Join me on a LIVE twitter tomorrow,17-July @ 6-7pm & ask questions on Yog, Ayurveda & Nation building#AskSwamiRamdev pic.twitter.com/RCfoOmVrib
— Swami Ramdev (@yogrishiramdev) July 16, 2015
Baba Ramdev personally endorses the products, and is ubiquitous on most of the branding. The brand Patanjali gains enormously from the cult following Baba Ramdev has built for himself over the years.
6. Low Cost Marketer
While conventional FMCG companies pull out no stops towards marketing and branding, Baba Ramdev goes at it with minimal branding expenses. When was the last time you saw an ad for a Patanjali product? And yet the Patanjali range of products with its turnover of 1200 crore, rivals that of industry giants like Emami and Marico.
[Update: while the low cost marketing may have been Patanjali’s forte back when this article was published, a recent BARC report says that Patanjali was the largest advertiser in India in January, 2016]
7. Has made a truly 100% Indian product, for the country
In a country of 1+ bn population, 70% of which lives in rural and semi-urban areas, the reach and availability of foreign and MNC brands is limited, and the price points are beyond affordability. The Patanjali range of products, made completely in India and offered at low prices is the need of the hour. According to a study, “The national and multinational fast moving consumer goods (FMCG) brands playing in the fast growing $ 1 trillion Indian market (2012) have started facing intimidation from home-grown, and an absolutely ‘Swadeshi’ competitor.
8. May just have the most functional ecommerce site
While it may not have a flat, minimal design, high resolution photos, icons, and a pretty UX, the Patanjali website has been in existence since 2011- a time when ecommerce in India had just started finding its feet spearheaded by the likes Flipkart, Amazon and Myntra.
The Patanjali website is well-stocked, updated, and has a few nifty features like related videos that show the product’s ads under additional details. How cool is that?
9. Has a vision, and understands opportunity to materialise it
Those who have been regular audience of Baba Ramdev’s discourses on TV would recall his vendetta against Maggi and other “foreign brands of Colas”, which he considered harmful and unhealthy.
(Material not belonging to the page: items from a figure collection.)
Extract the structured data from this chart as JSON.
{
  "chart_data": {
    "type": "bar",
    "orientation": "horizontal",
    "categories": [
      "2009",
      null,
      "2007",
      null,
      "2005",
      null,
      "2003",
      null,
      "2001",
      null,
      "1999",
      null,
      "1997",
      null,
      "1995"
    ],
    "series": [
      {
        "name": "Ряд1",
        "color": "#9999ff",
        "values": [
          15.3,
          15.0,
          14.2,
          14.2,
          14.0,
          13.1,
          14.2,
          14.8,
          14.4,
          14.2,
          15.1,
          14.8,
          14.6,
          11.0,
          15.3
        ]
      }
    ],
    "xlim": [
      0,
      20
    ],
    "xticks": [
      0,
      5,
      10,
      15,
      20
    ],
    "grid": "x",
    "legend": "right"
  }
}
Weeks ago, when traces of harmful substances like lead and MSG were found in Maggi, and the country was battling with the possibility of their favourite 2 minute noodles facing extinction soon, Baba Ramdev jumped in on the opportunity and announced that under Patanjali, he’d be launching a safe, no maida version of the Noodles. (However he denied that the photos floating around on social media were the said noodles, and clarified that the photo was actually of the Namkeen biscuits)
10. Attacking International Expansion
Are you planning to offer shippping outside of India? Have a remote office? Baba knows that just like Yoga- the biggest Indian export to the west, his Ayurvedic range of products have a huge market abroad. The Yoga Guru has acquired an Ayurvedic medicine company in the name of Herbo Ved in the USA, for an undisclosed sum to sell the new products abroad.
11. Baba Ramdev has a sense of social good
Reports claim that Patanjali aims to reinvest all of its profits over the next 5 years into non-profit social and development causes.
Little wonder that Patanjali’s success is now the talk of boardroom discussion too so much so that not just kiranas but big retailers like Reliance Retail, Big Bazaar, Hyper City and Star Bazaar are also stocking Ramdev’s FMCG products. But the real play is online. While Patanjali’s products are already available at e-commerce site BigBasket, Ramdev is now aiming for Amazon too. For Baba Ramdev, no stretch is difficult enough, including the possibility of being recognised as a mega-successful entrepreneur in the days to come.